The company will propose the distribution of a dividend of 0.46 euros per share, equivalent to approximately 69.8 million euros, to be paid around 22 May, subject to the approval of the AGM. This represents a 28% increase over the dividend paid in May 2024.
Together with the interim dividend paid in December (EUR 50 million), total shareholder remuneration this year will amount to almost EUR 120 million, which represents a yield of more than 8% at the current share price. As in previous years, the payment will be charged to unrestricted reserves (share premium) and, therefore, will not be subject to tax withholding.
This dividend increase is a consequence of the good results obtained by Metrovacesa in the 2024 financial year, with record revenues of 657.8 million euros and an operating cash flow of 146.5 million euros, higher than the initial forecasts.
‘This dividend proposal reinforces our commitment to distribute most of the cash flow generated each year to shareholders, and consolidates our position as one of the companies with the highest dividend yield on the Spanish stock exchange. At the same time, we continue to have a very solid financial structure that allows us to face our development plans for the coming years with guarantees,’ said Jorge Pérez de Leza, CEO of Metrovacesa.
Context and outlook 2025
Since its IPO in 2018, Metrovacesa will have distributed a total of €696 million in dividends (€4.59 per share), equivalent to 48% of its current market capitalisation.
By 2025, Metrovacesa has a very positive outlook, with operating cash flow expected to be above 150 million euros, with increases in both residential development revenues and land sales.
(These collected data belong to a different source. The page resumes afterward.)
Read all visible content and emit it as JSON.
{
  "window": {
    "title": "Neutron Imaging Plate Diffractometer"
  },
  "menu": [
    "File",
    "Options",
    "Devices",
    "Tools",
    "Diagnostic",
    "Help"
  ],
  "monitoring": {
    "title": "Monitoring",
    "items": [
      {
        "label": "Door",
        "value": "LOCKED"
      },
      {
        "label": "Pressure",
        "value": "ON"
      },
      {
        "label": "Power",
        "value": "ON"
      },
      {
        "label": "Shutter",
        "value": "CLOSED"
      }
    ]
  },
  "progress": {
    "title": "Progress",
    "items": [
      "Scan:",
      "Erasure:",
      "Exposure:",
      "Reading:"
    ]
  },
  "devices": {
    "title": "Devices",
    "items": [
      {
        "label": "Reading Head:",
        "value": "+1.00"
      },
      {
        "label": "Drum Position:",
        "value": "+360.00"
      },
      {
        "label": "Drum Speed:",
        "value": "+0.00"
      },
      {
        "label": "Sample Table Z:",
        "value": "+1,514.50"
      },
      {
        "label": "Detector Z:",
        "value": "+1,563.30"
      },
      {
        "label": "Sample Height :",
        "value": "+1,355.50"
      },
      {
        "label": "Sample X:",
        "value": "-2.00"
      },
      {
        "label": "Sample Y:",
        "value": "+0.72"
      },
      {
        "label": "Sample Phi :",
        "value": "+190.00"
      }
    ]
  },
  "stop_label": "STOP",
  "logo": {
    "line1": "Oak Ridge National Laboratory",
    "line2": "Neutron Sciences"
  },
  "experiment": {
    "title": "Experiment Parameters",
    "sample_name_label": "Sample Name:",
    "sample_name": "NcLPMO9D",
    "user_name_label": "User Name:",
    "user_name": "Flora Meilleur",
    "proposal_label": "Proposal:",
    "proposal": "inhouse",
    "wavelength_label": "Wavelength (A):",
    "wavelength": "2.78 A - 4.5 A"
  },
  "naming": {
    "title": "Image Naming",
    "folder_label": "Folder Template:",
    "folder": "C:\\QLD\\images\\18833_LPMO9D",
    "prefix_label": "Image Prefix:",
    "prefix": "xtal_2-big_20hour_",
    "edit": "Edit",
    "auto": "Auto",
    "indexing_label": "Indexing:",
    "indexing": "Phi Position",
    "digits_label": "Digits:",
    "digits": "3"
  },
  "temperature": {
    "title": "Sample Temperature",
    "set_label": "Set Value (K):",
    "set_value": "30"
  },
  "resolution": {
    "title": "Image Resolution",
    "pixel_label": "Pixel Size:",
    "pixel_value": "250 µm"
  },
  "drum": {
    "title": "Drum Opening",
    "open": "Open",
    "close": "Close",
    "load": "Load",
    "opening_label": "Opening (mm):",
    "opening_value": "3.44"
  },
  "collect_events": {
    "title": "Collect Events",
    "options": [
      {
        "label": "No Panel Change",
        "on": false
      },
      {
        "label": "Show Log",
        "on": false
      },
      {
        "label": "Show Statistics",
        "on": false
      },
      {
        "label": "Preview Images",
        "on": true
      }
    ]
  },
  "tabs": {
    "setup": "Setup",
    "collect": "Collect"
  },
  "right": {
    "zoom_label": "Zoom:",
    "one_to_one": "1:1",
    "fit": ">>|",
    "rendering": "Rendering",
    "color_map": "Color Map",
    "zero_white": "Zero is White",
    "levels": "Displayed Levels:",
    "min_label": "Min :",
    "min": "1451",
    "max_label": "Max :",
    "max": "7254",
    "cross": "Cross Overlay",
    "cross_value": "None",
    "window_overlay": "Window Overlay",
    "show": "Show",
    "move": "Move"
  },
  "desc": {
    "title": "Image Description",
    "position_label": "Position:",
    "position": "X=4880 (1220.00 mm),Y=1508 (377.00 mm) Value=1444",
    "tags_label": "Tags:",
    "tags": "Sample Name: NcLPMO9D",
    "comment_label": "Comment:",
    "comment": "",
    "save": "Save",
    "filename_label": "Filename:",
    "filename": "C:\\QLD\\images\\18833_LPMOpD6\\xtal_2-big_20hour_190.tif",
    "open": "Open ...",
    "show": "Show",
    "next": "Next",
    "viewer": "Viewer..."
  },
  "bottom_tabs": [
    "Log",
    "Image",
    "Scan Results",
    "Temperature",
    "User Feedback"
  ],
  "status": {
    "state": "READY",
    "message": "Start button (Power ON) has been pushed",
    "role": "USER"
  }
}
Visibility is very high thanks to its pre-sales portfolio, with 80% of housing deliveries expected by 2025, and 62% of those by 2026, already sold.
Following the delivery of the first Isla Natura developments at the end of 2024, a new neighbourhood developed by Metrovacesa in Seville with 23 developments currently underway, the company expects to replicate the success in other large land under management that will be available soon, such as Los Cerros, in Madrid; Vinival, in Valencia, or Seda-Papelera in Barcelona, with a firm commitment to sustainable and quality projects to continue generating value in the communities where it operates.
The full notice of the General Meeting and the proposed resolutions are available on the Company’s website (www.metrovacesa.com) and on the CNMV website.